A review by zabiume
How Can I Get Through to You?: Closing the Intimacy Gap Between Men and Women by Terrence Real

emotional hopeful informative inspiring reflective slow-paced

4.5

I was initially skeptical/apprehensive about reading this book, as I find self-help books to be too unrealistic in their approach to the human condition. Terry's book, however, was a breath of fresh air. Though some of the things he says might initially seem obvious within feminist discourse, his solutions for change are a worthwhile read that exposes some of the limitations of the broader sociopolitical movement (while still emphasizing the need for feminism/a destruction of patriarchy). I love how realistic his approach is to recovery and recovering intimacy, and I found a lot of his advice and observations to be reasonable. He gives off a very kind and nuanced vibe in his writing that makes him easy to trust, since he isn't making empty, overarching promises. It helps that he considers the effects of capitalism and patriarchy on marriage far more than I've seen others do. Yet, at the same time, the book (and Terry himself) manage to strike a balance between systemic, cultural issues versus personal issues that are specific to the couples he talks about in the book. 

Obviously, since this was non-fiction, my criteria for judging the writing style is different than they would be for fiction. One thing I really liked about Terry's writing is his use of specific examples, using his own clients' cases, personal anecdotes, movie quotes, poetry, research papers etc. Even though the content is bulky and I'm afraid I might not be able to remember a lot of it, his vision and perspective was really eye-opening. Some of the sentences felt tediously long, but it's not off-putting and nothing that can't be fixed by reading it again twice or thrice.
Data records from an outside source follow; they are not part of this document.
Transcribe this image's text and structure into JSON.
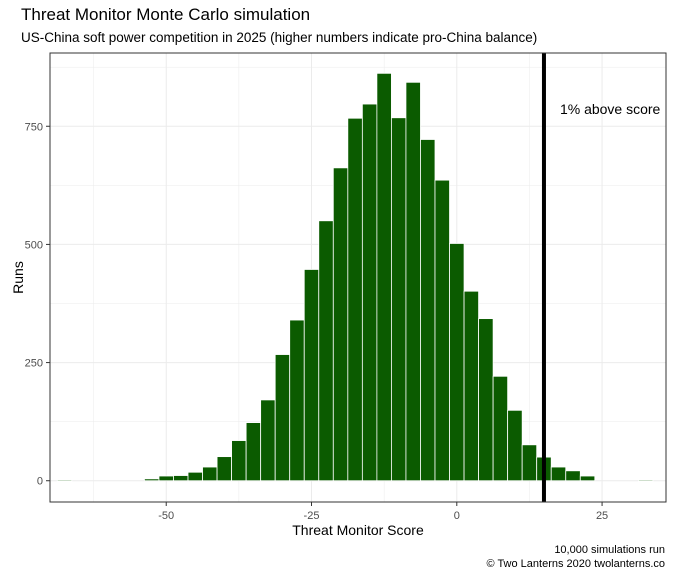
{
  "chart_data": {
    "type": "bar",
    "title": "Threat Monitor Monte Carlo simulation",
    "subtitle": "US-China soft power competition in 2025 (higher numbers indicate pro-China balance)",
    "xlabel": "Threat Monitor Score",
    "ylabel": "Runs",
    "xlim": [
      -70,
      36
    ],
    "ylim": [
      -45,
      905
    ],
    "xticks": [
      -50,
      -25,
      0,
      25
    ],
    "yticks": [
      0,
      250,
      500,
      750
    ],
    "bin_width": 2.5,
    "bins": [
      {
        "x": -67.5,
        "y": 1
      },
      {
        "x": -52.5,
        "y": 4
      },
      {
        "x": -50,
        "y": 10
      },
      {
        "x": -47.5,
        "y": 11
      },
      {
        "x": -45,
        "y": 18
      },
      {
        "x": -42.5,
        "y": 29
      },
      {
        "x": -40,
        "y": 51
      },
      {
        "x": -37.5,
        "y": 85
      },
      {
        "x": -35,
        "y": 123
      },
      {
        "x": -32.5,
        "y": 171
      },
      {
        "x": -30,
        "y": 267
      },
      {
        "x": -27.5,
        "y": 340
      },
      {
        "x": -25,
        "y": 447
      },
      {
        "x": -22.5,
        "y": 550
      },
      {
        "x": -20,
        "y": 662
      },
      {
        "x": -17.5,
        "y": 767
      },
      {
        "x": -15,
        "y": 797
      },
      {
        "x": -12.5,
        "y": 862
      },
      {
        "x": -10,
        "y": 768
      },
      {
        "x": -7.5,
        "y": 843
      },
      {
        "x": -5,
        "y": 722
      },
      {
        "x": -2.5,
        "y": 636
      },
      {
        "x": 0,
        "y": 502
      },
      {
        "x": 2.5,
        "y": 401
      },
      {
        "x": 5,
        "y": 343
      },
      {
        "x": 7.5,
        "y": 221
      },
      {
        "x": 10,
        "y": 149
      },
      {
        "x": 12.5,
        "y": 76
      },
      {
        "x": 15,
        "y": 50
      },
      {
        "x": 17.5,
        "y": 29
      },
      {
        "x": 20,
        "y": 21
      },
      {
        "x": 22.5,
        "y": 10
      },
      {
        "x": 32.5,
        "y": 1
      }
    ],
    "vline": {
      "x": 15,
      "label": "1% above score"
    },
    "grid": true,
    "colors": {
      "bar_fill": "#0b5b00",
      "bar_outline": "#ffffff",
      "vline": "#000000",
      "grid": "#ebebeb",
      "panel_border": "#333333"
    }
  },
  "caption": {
    "line1": "10,000 simulations run",
    "line2": "© Two Lanterns 2020 twolanterns.co"
  }
}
A little detail I noticed and loved is how
Terry would sometimes pepper in his own emotions and reactions in therapy—feeling intimidated by a client, liking them, feeling a little disgusted by them for a moment, feeling tenderness towards them. Often, we view therapy as very detached and cool and therapists as experts who are unfazed by things we regular humans are fazed by. Getting his internal monologue and insight humanized him and showed that maturity isn't something therapists are intuitively gifted with but a skill they practice. It's truly incredible how many emotionally-charged sessions he partakes in and still manages to try and help the couples to the best of his ability. I also appreciate his vulnerability in sharing about his own marriage and shortcomings within it. 
 

Will I remember and apply everything in this book? Who knows. But I did tear up once or twice during my read and the book both reaffirmed some of my existing beliefs while destroying other, more naive ones. All in all, I liked this book and I'm glad I stuck through with finishing it!